Hier, au cours d’une recherche, j’ai abouti, de fil en aiguille, à la fiche « solastalgie » du Grand Dictionnaire terminologique (GDT) de l’Office québécois de la langue française. Le mot désigne la « détresse ressentie par une personne devant les pertes ou les modifications touchant son environnement immédiat en raison des changements climatiques. » Le GDT ajoute que « la solastalgie ainsi que l'écoanxiété sont des concepts récents qui ne font pas l'unanimité ; en outre, certains les considèrent comme des synonymes. » Comment des concepts peuvent-ils être des synonymes ? Ce sont les mots qui sont des synonymes.

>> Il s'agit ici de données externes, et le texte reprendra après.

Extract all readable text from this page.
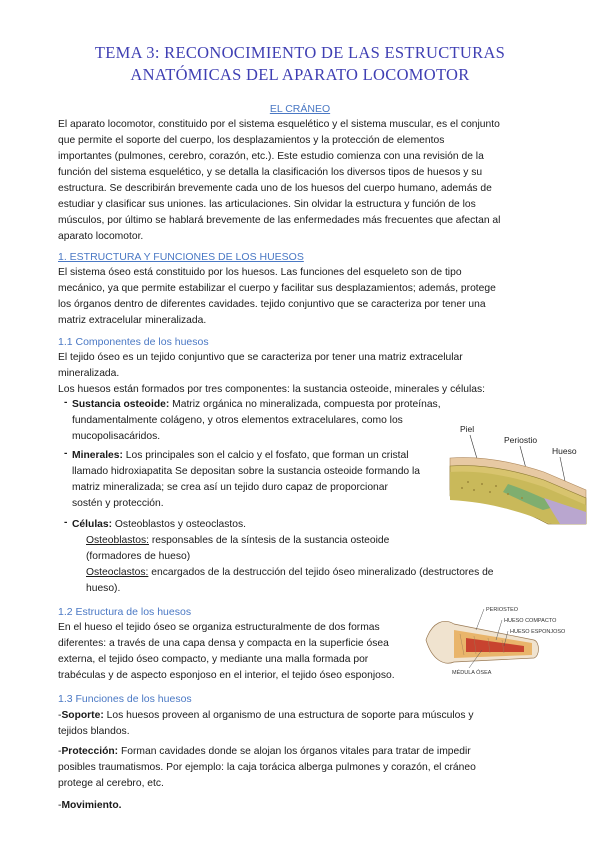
TEMA 3: RECONOCIMIENTO DE LAS ESTRUCTURAS
ANATÓMICAS DEL APARATO LOCOMOTOR
EL CRÁNEO

El aparato locomotor, constituido por el sistema esquelético y el sistema muscular, es el conjunto

que permite el soporte del cuerpo, los desplazamientos y la protección de elementos

importantes (pulmones, cerebro, corazón, etc.). Este estudio comienza con una revisión de la

función del sistema esquelético, y se detalla la clasificación los diversos tipos de huesos y su

estructura. Se describirán brevemente cada uno de los huesos del cuerpo humano, además de

estudiar y clasificar sus uniones. las articulaciones. Sin olvidar la estructura y función de los

músculos, por último se hablará brevemente de las enfermedades más frecuentes que afectan al

aparato locomotor.

1. ESTRUCTURA Y FUNCIONES DE LOS HUESOS

El sistema óseo está constituido por los huesos. Las funciones del esqueleto son de tipo

mecánico, ya que permite estabilizar el cuerpo y facilitar sus desplazamientos; además, protege

los órganos dentro de diferentes cavidades. tejido conjuntivo que se caracteriza por tener una

matriz extracelular mineralizada.

1.1 Componentes de los huesos

El tejido óseo es un tejido conjuntivo que se caracteriza por tener una matriz extracelular

mineralizada.

Los huesos están formados por tres componentes: la sustancia osteoide, minerales y células:

- Sustancia osteoide: Matriz orgánica no mineralizada, compuesta por proteínas,

fundamentalmente colágeno, y otros elementos extracelulares, como los

mucopolisacáridos.

- Minerales: Los principales son el calcio y el fosfato, que forman un cristal

llamado hidroxiapatita Se depositan sobre la sustancia osteoide formando la

matriz mineralizada; se crea así un tejido duro capaz de proporcionar

sostén y protección.

- Células: Osteoblastos y osteoclastos.

Osteoblastos: responsables de la síntesis de la sustancia osteoide

(formadores de hueso)

Osteoclastos: encargados de la destrucción del tejido óseo mineralizado (destructores de

hueso).

Piel
Periostio
Hueso
1.2 Estructura de los huesos

En el hueso el tejido óseo se organiza estructuralmente de dos formas

diferentes: a través de una capa densa y compacta en la superficie ósea

externa, el tejido óseo compacto, y mediante una malla formada por

trabéculas y de aspecto esponjoso en el interior, el tejido óseo esponjoso.

PERIOSTEO
HUESO COMPACTO
HUESO ESPONJOSO
MÉDULA ÓSEA
1.3 Funciones de los huesos

-Soporte: Los huesos proveen al organismo de una estructura de soporte para músculos y

tejidos blandos.

-Protección: Forman cavidades donde se alojan los órganos vitales para tratar de impedir

posibles traumatismos. Por ejemplo: la caja torácica alberga pulmones y corazón, el cráneo

protege al cerebro, etc.

-Movimiento.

D’où peut bien venir ce mot de solastalgie ? Selon le GDT, « Le terme solastalgie est formé de solas-, du latin solacium, signifiant « réconfort », et du suffixe –algie [d’origine grecque], signifiant « douleur », sur le modèle de nostalgie. » Petit problème étymologique : d'où vient le t et comment se fait-il que le c du latin solacium aboutisse à un s dans le mot français ? Évidemment, si l’on prononce le latin à la française, le saut de c à s ne paraît pas impossible. Mais au Québec, on a, depuis la réforme de Pie X, prononcé le latin à l’italienne, ce qui a donné la prononciation tch, plus exactement [tʃ], pour le c placé devant un i, un e ou les diphtongues ae, oe. Dans la prononciation dite reconstituée, qui a cours dans les universités, le c latin se prononce toujours [k]. Si, comme le prétend le GDT, le mot solastalgie provient vraiment du latin solacium, on s’explique mal le s, on devrait écrire solactalgie (ou plutôt solacioalgie, sans t; on aurait peut-être pu envisager un recours au verbe solor : soloralgie). Mais foin de ces considérations oiseuses ! L’étymologie du mot n’est pas à chercher du côté des langues anciennes. Comme on peut le déduire du site de la BBC, le GDT a tout simplement procédé à une adaptation minimale d’un mot-valise anglais (ce qui explique le s et le t) :

'Solastalgia’ – a portmanteau of the words ‘solace’ and ‘nostalgia’ – is used not just in academia but more widely, in clinical psychology and health policy in Australia, as well as by US researchers looking into the effects of wildfires in California.
It describes the feeling of distress associated with environmental change close to your home, explains Albrecht.


Cet Albrecht est le philosophe australien Glenn Albrecht qui a créé le mot en 2003. Dès 2015, solastalgia apparaissait sous sa forme anglaise dans un article du Devoir.


La fiche « solastalgie » du GDT est datée de 2019. La création néologique dans le GDT, même quand elle ne fait qu’adapter orthographiquement des mots anglais, est donc très en retard par rapport à l’apparition des néologismes anglais. Et je ne commenterai pas davantage la façon de faire de l'étymologie à l'OQLF, me contentant de noter que l'explication étymologique que les rédacteurs du GDT proposent n'explique ni le c ni le t du terme qu'ils proposent.